Back at Naturals, Hemant too rues the financial losses beyond the fact that such large quantity of edible items had gone waste. The wastage of the entire stock had cost the company approximately Rs 2 crore. But, that's just the tip of the iceberg in the ice-cream industry that has seen a complete crash in revenue since March this year.
The market size of organised branded ice-cream industry in India is about Rs 10,000 crore, according to Pradeep Pai, MD of Hangyo Ice Cream, and a senior member of the Indian Ice-Cream Manufacturers Association (IICMA). An equally large size unorganised industry also exists.
"The three months -- March, April, May -- see 45% of the turnover for the entire industry. The rest of the nine months see the balance 55% business. Out of Rs 10,000 crore, Rs 500-700 crore come from short-life ice-cream manufacturers, which are fruit-based like Naturals. 95% of the ice-cream industry deals with long-life ice-cream. Only short-life ice-cream sellers had to dispose of their products because they expired. The long-life ice-cream makers did not have to do that. But, the business was badly hit. Everybody lost 45% of the year's business," Pai explains.
"Beyond lockdown, the sale of ice-cream was particularly hit by the wild rumour that ice-cream causes coronavirus," says Sudhir Shah, MD of Hyderabad-based Scoops Ice Cream and Secretary of IICMA. Despite FSSAI (Food Safety and Standards Authority of India) and World Health Organisation's clarifications that there's no proof ice-cream causes coronavirus, the consumer sentiment has not quite changed.

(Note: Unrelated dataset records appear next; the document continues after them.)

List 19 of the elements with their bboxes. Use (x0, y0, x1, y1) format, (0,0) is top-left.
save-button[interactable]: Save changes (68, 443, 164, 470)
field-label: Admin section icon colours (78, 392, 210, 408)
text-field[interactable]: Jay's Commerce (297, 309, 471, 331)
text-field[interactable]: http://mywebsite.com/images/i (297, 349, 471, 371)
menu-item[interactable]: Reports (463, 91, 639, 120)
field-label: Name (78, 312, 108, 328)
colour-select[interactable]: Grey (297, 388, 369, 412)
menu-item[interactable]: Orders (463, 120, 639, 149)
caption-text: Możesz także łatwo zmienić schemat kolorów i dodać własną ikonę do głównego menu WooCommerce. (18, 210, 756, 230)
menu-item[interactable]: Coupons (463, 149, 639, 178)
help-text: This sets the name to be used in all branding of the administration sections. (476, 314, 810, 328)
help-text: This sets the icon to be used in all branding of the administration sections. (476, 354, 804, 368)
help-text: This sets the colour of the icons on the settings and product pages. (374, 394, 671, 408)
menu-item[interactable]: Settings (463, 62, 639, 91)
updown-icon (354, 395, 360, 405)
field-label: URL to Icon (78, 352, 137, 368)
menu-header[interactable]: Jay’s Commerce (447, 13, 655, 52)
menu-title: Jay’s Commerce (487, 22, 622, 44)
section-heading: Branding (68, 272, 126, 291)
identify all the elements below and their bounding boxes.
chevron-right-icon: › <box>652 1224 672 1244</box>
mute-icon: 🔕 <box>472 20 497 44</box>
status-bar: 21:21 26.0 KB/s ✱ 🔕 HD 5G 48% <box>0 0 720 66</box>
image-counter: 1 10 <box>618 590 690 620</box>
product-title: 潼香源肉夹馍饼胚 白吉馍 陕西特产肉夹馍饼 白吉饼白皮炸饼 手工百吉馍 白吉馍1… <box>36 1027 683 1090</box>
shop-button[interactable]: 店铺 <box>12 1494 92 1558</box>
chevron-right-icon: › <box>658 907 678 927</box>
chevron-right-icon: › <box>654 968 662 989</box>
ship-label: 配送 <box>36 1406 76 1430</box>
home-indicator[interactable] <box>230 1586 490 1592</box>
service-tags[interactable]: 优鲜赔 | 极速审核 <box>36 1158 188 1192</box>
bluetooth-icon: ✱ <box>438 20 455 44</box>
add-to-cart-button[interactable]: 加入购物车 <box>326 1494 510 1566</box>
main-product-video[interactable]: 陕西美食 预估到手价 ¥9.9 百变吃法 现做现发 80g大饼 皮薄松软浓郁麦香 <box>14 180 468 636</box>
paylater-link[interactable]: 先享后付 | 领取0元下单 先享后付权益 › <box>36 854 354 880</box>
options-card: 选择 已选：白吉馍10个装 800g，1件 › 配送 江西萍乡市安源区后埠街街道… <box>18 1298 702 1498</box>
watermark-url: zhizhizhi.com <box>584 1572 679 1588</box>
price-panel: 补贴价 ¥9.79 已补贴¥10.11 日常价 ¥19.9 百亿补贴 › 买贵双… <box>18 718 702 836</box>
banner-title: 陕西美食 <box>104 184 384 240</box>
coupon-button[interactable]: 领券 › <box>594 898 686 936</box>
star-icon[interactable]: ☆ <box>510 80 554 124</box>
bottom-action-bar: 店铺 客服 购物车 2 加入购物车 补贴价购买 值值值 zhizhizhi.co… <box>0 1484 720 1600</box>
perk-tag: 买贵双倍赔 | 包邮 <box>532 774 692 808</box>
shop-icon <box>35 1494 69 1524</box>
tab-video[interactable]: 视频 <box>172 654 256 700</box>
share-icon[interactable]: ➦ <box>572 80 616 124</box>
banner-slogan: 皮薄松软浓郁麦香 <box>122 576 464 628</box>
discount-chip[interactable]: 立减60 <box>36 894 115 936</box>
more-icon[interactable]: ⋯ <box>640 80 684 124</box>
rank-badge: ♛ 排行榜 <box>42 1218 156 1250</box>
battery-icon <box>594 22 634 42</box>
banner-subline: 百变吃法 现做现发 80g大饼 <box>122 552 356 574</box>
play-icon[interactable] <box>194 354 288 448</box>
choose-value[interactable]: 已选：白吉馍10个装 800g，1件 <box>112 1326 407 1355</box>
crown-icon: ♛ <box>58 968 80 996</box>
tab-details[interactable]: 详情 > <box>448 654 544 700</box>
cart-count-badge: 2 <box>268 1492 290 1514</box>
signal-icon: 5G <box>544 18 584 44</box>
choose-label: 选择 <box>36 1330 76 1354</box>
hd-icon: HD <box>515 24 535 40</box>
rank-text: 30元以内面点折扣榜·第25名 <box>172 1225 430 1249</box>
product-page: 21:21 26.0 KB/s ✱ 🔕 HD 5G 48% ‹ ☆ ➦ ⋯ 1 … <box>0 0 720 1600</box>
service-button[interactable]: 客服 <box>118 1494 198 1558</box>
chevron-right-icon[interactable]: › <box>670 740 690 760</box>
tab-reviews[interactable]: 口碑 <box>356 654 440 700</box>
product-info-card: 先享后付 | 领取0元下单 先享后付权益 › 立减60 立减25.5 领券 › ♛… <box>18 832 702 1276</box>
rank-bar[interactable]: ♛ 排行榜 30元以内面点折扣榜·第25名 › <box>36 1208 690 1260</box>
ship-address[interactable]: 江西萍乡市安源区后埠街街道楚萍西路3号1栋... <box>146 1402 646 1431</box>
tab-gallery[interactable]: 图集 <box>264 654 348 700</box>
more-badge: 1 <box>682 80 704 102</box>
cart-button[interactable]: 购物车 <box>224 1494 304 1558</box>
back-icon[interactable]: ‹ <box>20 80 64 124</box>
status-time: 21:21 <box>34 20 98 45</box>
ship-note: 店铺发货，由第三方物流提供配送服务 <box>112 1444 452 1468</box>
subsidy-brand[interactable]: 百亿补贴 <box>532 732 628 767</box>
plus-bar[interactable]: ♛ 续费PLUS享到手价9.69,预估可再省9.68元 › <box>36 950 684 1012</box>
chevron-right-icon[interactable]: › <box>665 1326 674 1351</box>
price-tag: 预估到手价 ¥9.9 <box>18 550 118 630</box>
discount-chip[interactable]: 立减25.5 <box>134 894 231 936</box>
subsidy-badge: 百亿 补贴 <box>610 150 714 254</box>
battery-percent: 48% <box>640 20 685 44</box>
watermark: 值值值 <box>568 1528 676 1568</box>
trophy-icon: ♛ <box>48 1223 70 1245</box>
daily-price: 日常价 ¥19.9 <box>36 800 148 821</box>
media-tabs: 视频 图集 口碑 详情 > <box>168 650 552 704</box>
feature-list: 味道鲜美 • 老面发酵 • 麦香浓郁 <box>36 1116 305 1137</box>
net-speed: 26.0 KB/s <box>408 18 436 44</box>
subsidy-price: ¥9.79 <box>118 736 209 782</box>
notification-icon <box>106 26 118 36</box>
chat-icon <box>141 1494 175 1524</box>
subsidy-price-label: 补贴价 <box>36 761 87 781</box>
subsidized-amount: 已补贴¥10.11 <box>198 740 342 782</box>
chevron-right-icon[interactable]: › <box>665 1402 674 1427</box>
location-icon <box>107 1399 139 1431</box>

"There is a psychological fear towards cold drinks and ice-creams. Nobody wants to run the risk of catching a cold amid coronavirus," says Pai of Hangyo Ice Cream.
Industry expects the sales to remain muted the whole of this year. "There will be more than 50% drop in consumption till December. In our company (Hangyo), sales in the first quarter is just 30% compared to the same period last year. It looks very bad. Once there is no cash flow, it's difficult to run operations," Pai adds.
More than the organised ice-cream makers, it's the unorganised player who are devastated, according to industry insiders.
"Unorganised ice-cream sellers are badly hit. 90% are shut. Small units cannot sustain this blow. It will be very difficult for them to make a comeback," added Pai.
Interestingly, many ice-cream makers are launching immunity-boosting ice-creams in a last ditch effort to revive sales.
Chywanprash, Haldi (Turmeric), Isabgol, Wheatgrass, Lemon & Ginger are some of the flavours that have hit the market. "Ice-cream industry is trying to get as close to the consumers as possible. The response is positive. Lot of people are trying these flavours," says Pai, whose Hangyo ice cream has launched the Isabgol and Wheatgrass flavours.